Al terminar la lectura de esta voluminosa obra, la dedicatoria del autor a Nicole Aragi, “destructora de demonios, exquisita paloma”, se entiende perfectamente. Sintetiza de forma adecuada las dos principales actitudes que encontramos en todas las historias. Rabih Alameddine sabe combinar el relato de cuatro generaciones de la misma familia con un amplio abanico de cuentos árabes y aventuras históricas; consigue así crear un tipo especial de novela.
Tras veintiséis años de vida en California, Osama al-Jarrat regresa en 2003 a Beirut, donde su familia había sido dueña de un próspero concesionario de coches. Osama vuelve para visitar a su padre, Farid, que se está muriendo. La relación entre ambos, como la de su padre con el abuelo, siempre fue precaria, incluso difícil. El abuelo fue un hakawati, contador de cuentos y mitos. Farid no acababa de entender que su hijo Osama tuviera tanto interés por las historias del abuelo, a las que consideraba restos anticuados del pasado. De hecho, la generación de Farid era ya de modernos libaneses, ni particularmente religiosos, ni implicados en su herencia cultural. Tampoco eran conscientes, cuando Osama abandonó el país en 1977, de que la guerra entre el mundo árabe e Israel podía realmente afectarles. Con motivo de la visita a Beirut, Osama cae en manos, por así decirlo, de su numerosa familia, en particular de un buen número de mujeres que cuidan de Farid, ingresado en una habitación del hospital. El autor ofrece un vivo relato que pone en tensión la diversidad del Líbano: cristianos, musulmanes, judíos, drusos…

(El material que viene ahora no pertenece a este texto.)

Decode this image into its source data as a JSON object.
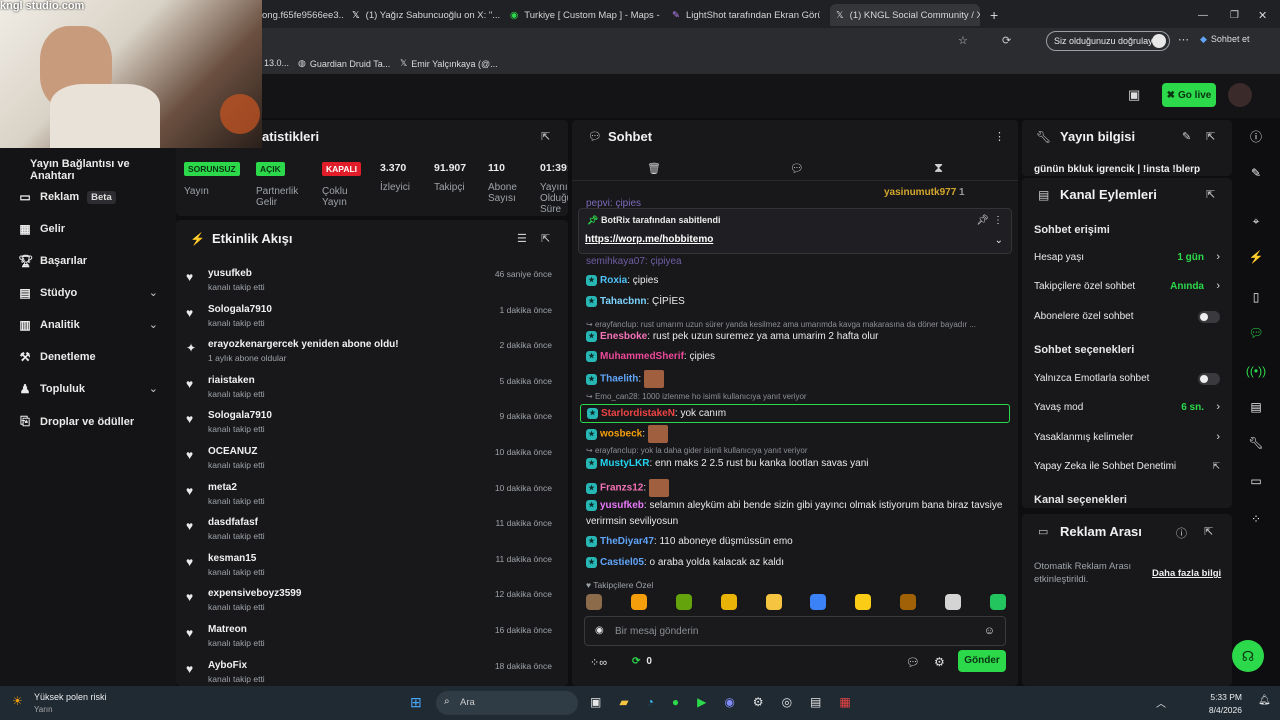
{
  "watermark": "kngl studio.com",
  "tabs": [
    {
      "label": "ong.f65fe9566ee3..."
    },
    {
      "label": "(1) Yağız Sabuncuoğlu on X: \"..."
    },
    {
      "label": "Turkiye [ Custom Map ] - Maps - G..."
    },
    {
      "label": "LightShot tarafından Ekran Görünt..."
    },
    {
      "label": "(1) KNGL Social Community / X"
    }
  ],
  "addr": {
    "verify": "Siz olduğunuzu doğrulayın",
    "chat_btn": "Sohbet et"
  },
  "bookmarks": [
    {
      "label": "13.0..."
    },
    {
      "label": "Guardian Druid Ta..."
    },
    {
      "label": "Emir Yalçınkaya (@..."
    }
  ],
  "topbar": {
    "golive": "Go live"
  },
  "leftnav": {
    "section": "Yayın Bağlantısı ve Anahtarı",
    "items": [
      {
        "label": "Reklam",
        "badge": "Beta"
      },
      {
        "label": "Gelir"
      },
      {
        "label": "Başarılar"
      },
      {
        "label": "Stüdyo"
      },
      {
        "label": "Analitik"
      },
      {
        "label": "Denetleme"
      },
      {
        "label": "Topluluk"
      },
      {
        "label": "Droplar ve ödüller"
      }
    ]
  },
  "stats": {
    "title": "atistikleri",
    "items": [
      {
        "badge": "SORUNSUZ",
        "label": "Yayın"
      },
      {
        "badge": "AÇIK",
        "label": "Partnerlik Gelir"
      },
      {
        "badge": "KAPALI",
        "label": "Çoklu Yayın"
      },
      {
        "value": "3.370",
        "label": "İzleyici"
      },
      {
        "value": "91.907",
        "label": "Takipçi"
      },
      {
        "value": "110",
        "label": "Abone Sayısı"
      },
      {
        "value": "01:39:",
        "label": "Yayını Olduğu Süre"
      }
    ]
  },
  "activity": {
    "title": "Etkinlik Akışı",
    "items": [
      {
        "name": "yusufkeb",
        "sub": "kanalı takip etti",
        "time": "46 saniye önce"
      },
      {
        "name": "Sologala7910",
        "sub": "kanalı takip etti",
        "time": "1 dakika önce"
      },
      {
        "name": "erayozkenargercek yeniden abone oldu!",
        "sub": "1 aylık abone oldular",
        "time": "2 dakika önce"
      },
      {
        "name": "riaistaken",
        "sub": "kanalı takip etti",
        "time": "5 dakika önce"
      },
      {
        "name": "Sologala7910",
        "sub": "kanalı takip etti",
        "time": "9 dakika önce"
      },
      {
        "name": "OCEANUZ",
        "sub": "kanalı takip etti",
        "time": "10 dakika önce"
      },
      {
        "name": "meta2",
        "sub": "kanalı takip etti",
        "time": "10 dakika önce"
      },
      {
        "name": "dasdfafasf",
        "sub": "kanalı takip etti",
        "time": "11 dakika önce"
      },
      {
        "name": "kesman15",
        "sub": "kanalı takip etti",
        "time": "11 dakika önce"
      },
      {
        "name": "expensiveboyz3599",
        "sub": "kanalı takip etti",
        "time": "12 dakika önce"
      },
      {
        "name": "Matreon",
        "sub": "kanalı takip etti",
        "time": "16 dakika önce"
      },
      {
        "name": "AyboFix",
        "sub": "kanalı takip etti",
        "time": "18 dakika önce"
      }
    ]
  },
  "chat": {
    "title": "Sohbet",
    "top_user": "yasinumutk977",
    "top_count": "1",
    "partial_top": "pepvi: çipies",
    "pinned": {
      "by": "BotRix tarafından sabitlendi",
      "link": "https://worp.me/hobbitemo"
    },
    "partial_under": "semihkaya07: çipiyea",
    "messages": [
      {
        "user": "Roxia",
        "text": "çipies",
        "color": "#4fc3f7"
      },
      {
        "user": "Tahacbnn",
        "text": "ÇİPİES",
        "color": "#7dd3fc"
      },
      {
        "reply": "erayfanclup: rust umarım uzun sürer yanda kesilmez ama umarımda kavga makarasına da döner bayadır ..."
      },
      {
        "user": "Enesboke",
        "text": "rust pek uzun suremez ya ama umarim 2 hafta olur",
        "color": "#f472b6"
      },
      {
        "user": "MuhammedSherif",
        "text": "çipies",
        "color": "#ec4899"
      },
      {
        "user": "Thaelith",
        "text": "",
        "color": "#60a5fa"
      },
      {
        "reply": "Emo_can28: 1000 izlenme ho isimli kullanıcıya yanıt veriyor"
      },
      {
        "user": "StarlordistakeN",
        "text": "yok canım",
        "color": "#ef4444"
      },
      {
        "user": "wosbeck",
        "text": "",
        "color": "#f59e0b"
      },
      {
        "reply": "erayfanclup: yok la daha gider isimli kullanıcıya yanıt veriyor"
      },
      {
        "user": "MustyLKR",
        "text": "enn maks 2 2.5 rust bu kanka lootlan savas yani",
        "color": "#22d3ee"
      },
      {
        "user": "Franzs12",
        "text": "",
        "color": "#f472b6"
      },
      {
        "user": "yusufkeb",
        "text": "selamın aleyküm abi bende sizin gibi yayıncı olmak istiyorum bana biraz tavsiye",
        "color": "#e879f9"
      },
      {
        "cont": "verirmsin seviliyosun"
      },
      {
        "user": "TheDiyar47",
        "text": "110 aboneye düşmüssün emo",
        "color": "#60a5fa"
      },
      {
        "user": "Castiel05",
        "text": "o araba yolda kalacak az kaldı",
        "color": "#60a5fa"
      }
    ],
    "followers_only": "Takipçilere Özel",
    "placeholder": "Bir mesaj gönderin",
    "points": "0",
    "send": "Gönder"
  },
  "info": {
    "title": "Yayın bilgisi",
    "text": "günün bkluk igrencik | !insta !blerp"
  },
  "actions": {
    "title": "Kanal Eylemleri",
    "access": "Sohbet erişimi",
    "rows": [
      {
        "label": "Hesap yaşı",
        "value": "1 gün"
      },
      {
        "label": "Takipçilere özel sohbet",
        "value": "Anında"
      },
      {
        "label": "Abonelere özel sohbet"
      }
    ],
    "options": "Sohbet seçenekleri",
    "rows2": [
      {
        "label": "Yalnızca Emotlarla sohbet"
      },
      {
        "label": "Yavaş mod",
        "value": "6 sn."
      },
      {
        "label": "Yasaklanmış kelimeler"
      },
      {
        "label": "Yapay Zeka ile Sohbet Denetimi"
      }
    ],
    "channel": "Kanal seçenekleri"
  },
  "ad": {
    "title": "Reklam Arası",
    "text": "Otomatik Reklam Arası etkinleştirildi.",
    "more": "Daha fazla bilgi"
  },
  "taskbar": {
    "weather_title": "Yüksek polen riski",
    "weather_sub": "Yarın",
    "search": "Ara",
    "time": "5:33 PM",
    "date": "8/4/2026"
  }
}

La historia de la familia se entremezcla, y esto es lo más original del libro, con otras historias reales o imaginarias, de gran fuerza y colorido, delicadeza o procacidad, uniéndose como piezas que a veces se pierden y otras veces se encuentran. Leyendo estas historias recordaremos una de las frases favoritas del abuelo: “Por bueno que sea el contenido de una historia, nos jugamos mucho más en la forma de contarla”. La gran fuente de donde provienen es antigua y variada, pues arranca del Antiguo Testamento, Homero, Ovidio, el Corán, Las Mil y Una Noches… Las historias que escuchamos provienen de El Cairo, Damasco y Turquía. Junto con los personajes clásicos de estas zonas, aparecen otros más cercanos, como David Bowie y otros cantantes -es la época de la guitarra de Osama-, así como Santa Claus y sus leyendas, sin olvidar a Aladino, con su curioso origen chino.
El lenguaje combina los atrevidos giros árabes con expresiones de jerga americana, haciendo lo mismo con los conceptos, que parecen surgidos de cualquier edad. Toda la imaginación del Oriente Medio aparece recreada o, incluso, creada por Alameddine: espíritus buenos y malos, demonios, brujas, guerreros, reyes esclavos y mujeres fieras, todos ellos y ellas integrados en relatos en los que aparecen también “héroes” conocidos, como Fátima y Baybars, que inspiran las odiseas narradas por el autor a lo largo de todo el libro. Pero Alameddine no abandona el hilo vital, que es la marcha de su padre hacia su última morada.
Por supuesto, tanta historia, cuento y leyenda -en una mezcla un tanto caótica- resulta un plato de difícil digestión. Además, en la obra no hay una línea de conducta clara ni un código ético que sirva de referencia -más especialmente en la segunda mitad del libro-; al contrario, escasean las exigencias morales y se apuesta por un sensualismo clásico, en ocasiones un tanto cargante, que no transmite ningún modelo de persona sino un simple entretenimiento.
Rabih Alameddine nació en Amman (Jordania), de padres libaneses, y creció en Kuwait y Líbano. Recibió educación en Inglaterra y Estados Unidos, donde se graduó en ingeniería en UCLA y obtuvo un MBA en la Universidad de San Francisco. El contador de historias ha sido ya traducida a diez idiomas.